Prior to the enactment of this act, it was the law in this State that a broker who effects insurance, under no employment by the insurer, but for a commission upon the premium received for such risks as he procures to be offered and the insurer chooses to accept, is not the agent of the insurer in such sense that notice to him would bind the insurer. Laundry Co. v. Insurance Co., 121 Tenn. 13, 113 S.W. 394. In that case it was ruled that the authority of such insurance broker terminated upon the issuance of a policy of insurance which he was employed to procure. But the aforesaid Act of 1907 changed the rule by defining the status of a person who solicits an application for insurance, as an agent of the company issuing the policy, and not the agent of the insured, in all matters relating, not only to such application, but also to the policy issued in consequence thereof. The accepted definition of an insurance broker is that he is one who acts as middle man between the insured and the insurer; who solicits contracts from the public under no employment from any special company, but having secured an order places the insurance with the company selected by the insured, or, in the absence of any selection by him, then with the company selected by such broker. 9 C.J., 509. Under such definition a broker was one who acted as agent for both parties in a transaction. But the law of Tennessee, as set forth in said Act of 1907, declares a person procuring an application for insurance to be not a broker, acting for both parties, but an agent of the insurer. In Maryland Casualty Co. v. McTyier, 150 Tenn. 691, 266 S.W. 767, the Act of 1907 was applied where the agent of the company writing the insurance had knowledge of a change of ownership of the property and therefore there was a waiver of change of ownership of goods covered by a burglary policy by the company, by the act of its agent. Interpreting the meaning of said act, the court said:
"It will be observed that it is expressly provided that `any person who shall solicit an application for insurance shall in all matters relating to such application and the policy issued in consequence thereof, be regarded as an agent of the company,' etc.; and having stated the proposition affirmatively, the act goes on to provide negatively that such person shall not be the agent of the insured. It is impossible to escape the effect of the words which we have italicized above. It was manifestly not the intention of the legislature to restrict the agency representation of the company to matters relating to application only, but to extend it to all matters relating to the policy issued."
In that case the insured did not deal directly with general agents of the company, but with brokers or special agents, who in turn dealt with the general agents, as in this case.
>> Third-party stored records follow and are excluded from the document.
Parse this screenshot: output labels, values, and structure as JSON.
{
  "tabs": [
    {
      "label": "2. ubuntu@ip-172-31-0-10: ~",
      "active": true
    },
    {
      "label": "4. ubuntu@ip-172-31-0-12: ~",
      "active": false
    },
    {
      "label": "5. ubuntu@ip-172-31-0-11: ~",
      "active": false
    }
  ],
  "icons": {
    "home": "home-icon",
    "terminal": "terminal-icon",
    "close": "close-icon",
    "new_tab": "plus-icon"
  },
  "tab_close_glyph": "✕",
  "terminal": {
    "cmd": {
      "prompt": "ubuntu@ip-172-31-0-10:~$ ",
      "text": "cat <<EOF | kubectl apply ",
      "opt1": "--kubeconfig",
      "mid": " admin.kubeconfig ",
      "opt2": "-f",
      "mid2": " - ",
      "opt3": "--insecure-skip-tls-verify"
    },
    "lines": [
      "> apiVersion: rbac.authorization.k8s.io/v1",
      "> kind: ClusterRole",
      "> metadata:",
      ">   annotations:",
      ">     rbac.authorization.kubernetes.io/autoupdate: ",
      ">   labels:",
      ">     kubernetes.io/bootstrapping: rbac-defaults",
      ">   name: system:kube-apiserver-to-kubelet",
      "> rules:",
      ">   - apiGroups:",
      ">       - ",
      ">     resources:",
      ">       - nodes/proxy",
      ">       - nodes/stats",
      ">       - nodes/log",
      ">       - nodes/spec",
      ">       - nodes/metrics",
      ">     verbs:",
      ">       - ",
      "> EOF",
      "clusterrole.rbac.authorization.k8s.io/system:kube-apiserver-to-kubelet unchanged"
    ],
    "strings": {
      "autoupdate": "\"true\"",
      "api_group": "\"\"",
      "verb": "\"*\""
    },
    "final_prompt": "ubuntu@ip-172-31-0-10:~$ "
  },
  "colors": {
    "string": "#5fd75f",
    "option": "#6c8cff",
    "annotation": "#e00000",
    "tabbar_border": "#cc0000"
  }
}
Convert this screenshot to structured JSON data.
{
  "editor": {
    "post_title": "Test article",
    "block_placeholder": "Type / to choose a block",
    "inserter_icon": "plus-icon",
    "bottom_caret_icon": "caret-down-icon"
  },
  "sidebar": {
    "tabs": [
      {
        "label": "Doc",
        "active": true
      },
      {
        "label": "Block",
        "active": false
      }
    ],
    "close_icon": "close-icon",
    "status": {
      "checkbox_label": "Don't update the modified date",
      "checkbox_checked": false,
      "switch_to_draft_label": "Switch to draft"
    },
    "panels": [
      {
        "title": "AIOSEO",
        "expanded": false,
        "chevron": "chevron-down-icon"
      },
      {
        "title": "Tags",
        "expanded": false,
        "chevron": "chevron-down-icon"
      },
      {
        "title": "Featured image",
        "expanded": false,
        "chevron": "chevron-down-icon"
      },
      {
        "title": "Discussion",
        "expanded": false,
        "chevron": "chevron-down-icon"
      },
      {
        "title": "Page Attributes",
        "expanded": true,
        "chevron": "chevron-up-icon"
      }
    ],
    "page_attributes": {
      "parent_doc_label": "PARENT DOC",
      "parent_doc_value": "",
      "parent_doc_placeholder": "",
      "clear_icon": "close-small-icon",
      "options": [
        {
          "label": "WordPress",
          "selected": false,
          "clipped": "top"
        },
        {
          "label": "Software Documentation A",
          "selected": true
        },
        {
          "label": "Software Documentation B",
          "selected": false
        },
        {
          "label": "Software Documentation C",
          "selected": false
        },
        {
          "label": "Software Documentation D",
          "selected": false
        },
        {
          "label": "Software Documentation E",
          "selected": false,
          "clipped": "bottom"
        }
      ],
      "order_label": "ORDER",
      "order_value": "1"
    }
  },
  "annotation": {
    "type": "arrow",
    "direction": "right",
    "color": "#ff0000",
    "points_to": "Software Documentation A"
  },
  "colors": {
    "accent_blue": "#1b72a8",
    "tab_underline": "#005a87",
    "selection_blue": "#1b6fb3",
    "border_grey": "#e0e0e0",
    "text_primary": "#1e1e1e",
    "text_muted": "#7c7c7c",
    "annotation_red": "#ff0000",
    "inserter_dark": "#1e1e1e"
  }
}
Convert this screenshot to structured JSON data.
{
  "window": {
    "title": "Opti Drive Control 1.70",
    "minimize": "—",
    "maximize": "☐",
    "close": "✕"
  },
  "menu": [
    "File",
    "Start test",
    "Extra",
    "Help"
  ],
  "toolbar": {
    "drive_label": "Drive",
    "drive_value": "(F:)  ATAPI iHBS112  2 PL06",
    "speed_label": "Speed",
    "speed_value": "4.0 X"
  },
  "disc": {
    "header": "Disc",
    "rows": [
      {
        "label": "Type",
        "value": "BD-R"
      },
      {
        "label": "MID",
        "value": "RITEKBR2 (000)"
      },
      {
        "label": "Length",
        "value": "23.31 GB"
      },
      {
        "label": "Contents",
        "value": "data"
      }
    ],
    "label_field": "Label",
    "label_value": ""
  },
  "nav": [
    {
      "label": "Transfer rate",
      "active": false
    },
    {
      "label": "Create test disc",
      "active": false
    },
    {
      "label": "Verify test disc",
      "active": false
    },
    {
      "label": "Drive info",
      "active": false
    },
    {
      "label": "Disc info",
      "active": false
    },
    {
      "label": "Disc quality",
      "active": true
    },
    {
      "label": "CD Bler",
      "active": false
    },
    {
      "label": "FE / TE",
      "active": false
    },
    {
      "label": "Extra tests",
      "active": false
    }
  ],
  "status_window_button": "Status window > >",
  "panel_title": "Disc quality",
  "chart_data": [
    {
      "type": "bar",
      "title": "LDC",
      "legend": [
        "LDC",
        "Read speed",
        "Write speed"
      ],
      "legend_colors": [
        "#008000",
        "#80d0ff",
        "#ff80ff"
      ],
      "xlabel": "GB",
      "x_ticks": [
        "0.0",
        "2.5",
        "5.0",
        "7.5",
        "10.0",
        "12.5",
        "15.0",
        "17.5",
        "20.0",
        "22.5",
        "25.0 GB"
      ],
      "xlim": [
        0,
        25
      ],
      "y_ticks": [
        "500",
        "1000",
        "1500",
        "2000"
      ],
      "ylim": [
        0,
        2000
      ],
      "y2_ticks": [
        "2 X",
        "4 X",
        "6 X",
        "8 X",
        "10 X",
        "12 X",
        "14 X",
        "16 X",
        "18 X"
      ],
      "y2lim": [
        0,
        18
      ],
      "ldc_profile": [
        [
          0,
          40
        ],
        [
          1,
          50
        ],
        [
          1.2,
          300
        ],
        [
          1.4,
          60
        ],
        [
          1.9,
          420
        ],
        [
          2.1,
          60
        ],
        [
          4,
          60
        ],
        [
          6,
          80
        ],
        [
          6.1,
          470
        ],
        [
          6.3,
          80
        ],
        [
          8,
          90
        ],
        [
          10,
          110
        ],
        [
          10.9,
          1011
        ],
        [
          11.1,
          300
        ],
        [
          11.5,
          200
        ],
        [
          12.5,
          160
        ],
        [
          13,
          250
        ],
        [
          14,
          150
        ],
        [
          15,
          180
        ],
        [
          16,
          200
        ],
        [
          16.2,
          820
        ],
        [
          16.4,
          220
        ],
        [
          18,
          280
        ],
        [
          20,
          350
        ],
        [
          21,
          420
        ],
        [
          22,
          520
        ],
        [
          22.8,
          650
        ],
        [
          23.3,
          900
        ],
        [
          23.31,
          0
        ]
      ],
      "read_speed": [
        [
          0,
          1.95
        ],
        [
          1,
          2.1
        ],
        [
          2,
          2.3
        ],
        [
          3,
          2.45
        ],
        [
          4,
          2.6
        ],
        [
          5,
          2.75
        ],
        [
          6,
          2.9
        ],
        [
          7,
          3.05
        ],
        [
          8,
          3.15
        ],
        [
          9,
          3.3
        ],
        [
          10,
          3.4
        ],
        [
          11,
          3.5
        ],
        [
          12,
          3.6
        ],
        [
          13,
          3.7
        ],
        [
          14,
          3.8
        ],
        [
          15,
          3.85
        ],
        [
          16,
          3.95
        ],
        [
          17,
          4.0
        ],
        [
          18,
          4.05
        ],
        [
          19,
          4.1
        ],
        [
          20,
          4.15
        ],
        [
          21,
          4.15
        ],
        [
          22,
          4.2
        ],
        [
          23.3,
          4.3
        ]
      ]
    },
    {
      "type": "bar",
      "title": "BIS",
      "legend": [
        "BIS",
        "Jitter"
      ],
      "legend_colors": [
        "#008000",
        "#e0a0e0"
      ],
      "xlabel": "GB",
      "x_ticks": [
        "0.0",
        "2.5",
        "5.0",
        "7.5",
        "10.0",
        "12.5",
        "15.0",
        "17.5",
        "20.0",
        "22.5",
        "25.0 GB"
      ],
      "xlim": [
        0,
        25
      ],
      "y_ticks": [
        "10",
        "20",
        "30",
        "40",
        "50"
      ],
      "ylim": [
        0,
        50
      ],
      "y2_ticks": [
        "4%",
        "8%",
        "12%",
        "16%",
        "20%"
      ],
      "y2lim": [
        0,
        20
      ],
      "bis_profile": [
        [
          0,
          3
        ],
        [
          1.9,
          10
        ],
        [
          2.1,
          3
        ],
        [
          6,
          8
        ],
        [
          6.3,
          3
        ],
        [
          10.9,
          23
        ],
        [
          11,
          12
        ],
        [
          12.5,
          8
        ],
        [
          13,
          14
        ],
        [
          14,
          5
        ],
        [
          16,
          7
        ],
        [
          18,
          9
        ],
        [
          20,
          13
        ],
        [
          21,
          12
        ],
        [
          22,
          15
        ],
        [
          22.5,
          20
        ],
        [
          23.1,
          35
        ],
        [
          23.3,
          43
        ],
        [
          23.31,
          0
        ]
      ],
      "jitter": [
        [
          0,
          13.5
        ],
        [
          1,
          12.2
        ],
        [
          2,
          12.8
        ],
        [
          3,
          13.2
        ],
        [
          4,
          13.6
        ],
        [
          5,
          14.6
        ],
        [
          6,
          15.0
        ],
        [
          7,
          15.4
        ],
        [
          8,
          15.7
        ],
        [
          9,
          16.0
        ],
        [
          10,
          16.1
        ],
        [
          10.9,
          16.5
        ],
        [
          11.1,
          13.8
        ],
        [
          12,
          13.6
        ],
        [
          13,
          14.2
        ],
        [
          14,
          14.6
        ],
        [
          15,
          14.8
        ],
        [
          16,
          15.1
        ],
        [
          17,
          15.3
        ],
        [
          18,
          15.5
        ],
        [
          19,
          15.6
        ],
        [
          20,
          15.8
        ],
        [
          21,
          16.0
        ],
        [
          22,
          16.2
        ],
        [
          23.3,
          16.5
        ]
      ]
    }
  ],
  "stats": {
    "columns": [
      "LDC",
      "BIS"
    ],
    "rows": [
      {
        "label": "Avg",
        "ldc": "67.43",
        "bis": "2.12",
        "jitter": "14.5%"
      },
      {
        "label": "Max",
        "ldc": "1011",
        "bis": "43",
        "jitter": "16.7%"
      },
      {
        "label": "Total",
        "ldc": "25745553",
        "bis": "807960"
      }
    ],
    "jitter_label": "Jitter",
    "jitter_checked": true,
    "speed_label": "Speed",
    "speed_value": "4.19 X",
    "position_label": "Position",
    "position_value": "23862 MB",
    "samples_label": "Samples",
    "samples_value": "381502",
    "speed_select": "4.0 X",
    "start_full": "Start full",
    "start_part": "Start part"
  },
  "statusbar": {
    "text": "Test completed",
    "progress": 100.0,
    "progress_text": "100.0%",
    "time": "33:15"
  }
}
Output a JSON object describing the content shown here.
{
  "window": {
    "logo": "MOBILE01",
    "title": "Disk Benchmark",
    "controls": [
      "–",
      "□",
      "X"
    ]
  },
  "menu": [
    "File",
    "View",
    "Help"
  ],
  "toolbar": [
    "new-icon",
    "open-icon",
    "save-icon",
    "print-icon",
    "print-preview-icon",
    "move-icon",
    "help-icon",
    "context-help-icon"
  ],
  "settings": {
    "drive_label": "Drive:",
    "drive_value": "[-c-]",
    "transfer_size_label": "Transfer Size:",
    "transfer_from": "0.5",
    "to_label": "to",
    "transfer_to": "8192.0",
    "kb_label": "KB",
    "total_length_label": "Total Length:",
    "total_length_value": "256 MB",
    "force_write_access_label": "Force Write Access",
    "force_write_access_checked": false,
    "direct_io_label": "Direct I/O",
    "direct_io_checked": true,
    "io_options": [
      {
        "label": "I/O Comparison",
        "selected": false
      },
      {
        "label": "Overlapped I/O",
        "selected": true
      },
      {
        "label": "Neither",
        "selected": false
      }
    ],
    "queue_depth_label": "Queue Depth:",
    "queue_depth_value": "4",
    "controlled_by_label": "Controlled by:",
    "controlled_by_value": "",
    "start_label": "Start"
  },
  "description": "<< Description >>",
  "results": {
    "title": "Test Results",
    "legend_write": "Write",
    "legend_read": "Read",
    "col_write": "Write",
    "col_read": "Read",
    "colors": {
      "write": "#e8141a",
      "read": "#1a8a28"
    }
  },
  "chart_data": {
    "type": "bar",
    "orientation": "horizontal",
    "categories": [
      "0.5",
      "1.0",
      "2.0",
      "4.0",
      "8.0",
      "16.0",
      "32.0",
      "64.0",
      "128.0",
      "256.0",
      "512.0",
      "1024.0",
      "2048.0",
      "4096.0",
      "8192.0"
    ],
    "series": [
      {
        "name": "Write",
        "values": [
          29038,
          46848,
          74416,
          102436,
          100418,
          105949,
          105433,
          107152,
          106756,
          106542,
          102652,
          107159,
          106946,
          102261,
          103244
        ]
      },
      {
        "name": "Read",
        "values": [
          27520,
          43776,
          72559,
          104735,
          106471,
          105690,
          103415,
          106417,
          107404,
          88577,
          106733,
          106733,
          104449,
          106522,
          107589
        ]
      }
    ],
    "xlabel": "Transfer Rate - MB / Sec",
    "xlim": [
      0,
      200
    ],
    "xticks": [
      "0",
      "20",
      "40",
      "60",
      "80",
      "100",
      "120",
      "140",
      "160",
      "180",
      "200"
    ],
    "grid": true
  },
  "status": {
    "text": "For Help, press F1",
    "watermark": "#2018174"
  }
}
Our interpretation of the Act of 1907 and of the opinion of the Supreme Court in said case compels us to hold that Voss was the agent of the insurers, the defendant companies, that payment of the premiums to him was a payment to the insurers; that notice of cancellation to him was not effective to terminate the contracts of insurance; that the complainants, being without knowledge of the attempted cancellation and having paid the premiums, had a right to rely upon the insurance being in force; that Fields Jackson, the regular agents for the defendants, constituted Voss as a sub-agent, whose acts became binding upon the defendants, as he was not a licensed broker.
It results therefore that the decree of the Chancellor in these cause is affirmed. A decree will be entered in favor of the complainants in whose favor the decree was rendered by the Chancellor, in the proportions of one-third to J.O. Cheek, and two-thirds to J.H. Kannon, against each of the defendant Insurance Companies, and the sureties on its appeal bond for the amount awarded against it by the Chancellor, with interest from the date of the decree of the Chancellor, and one-half of the costs of the appeal.
Faw, P.J., and Crownover, J., concur.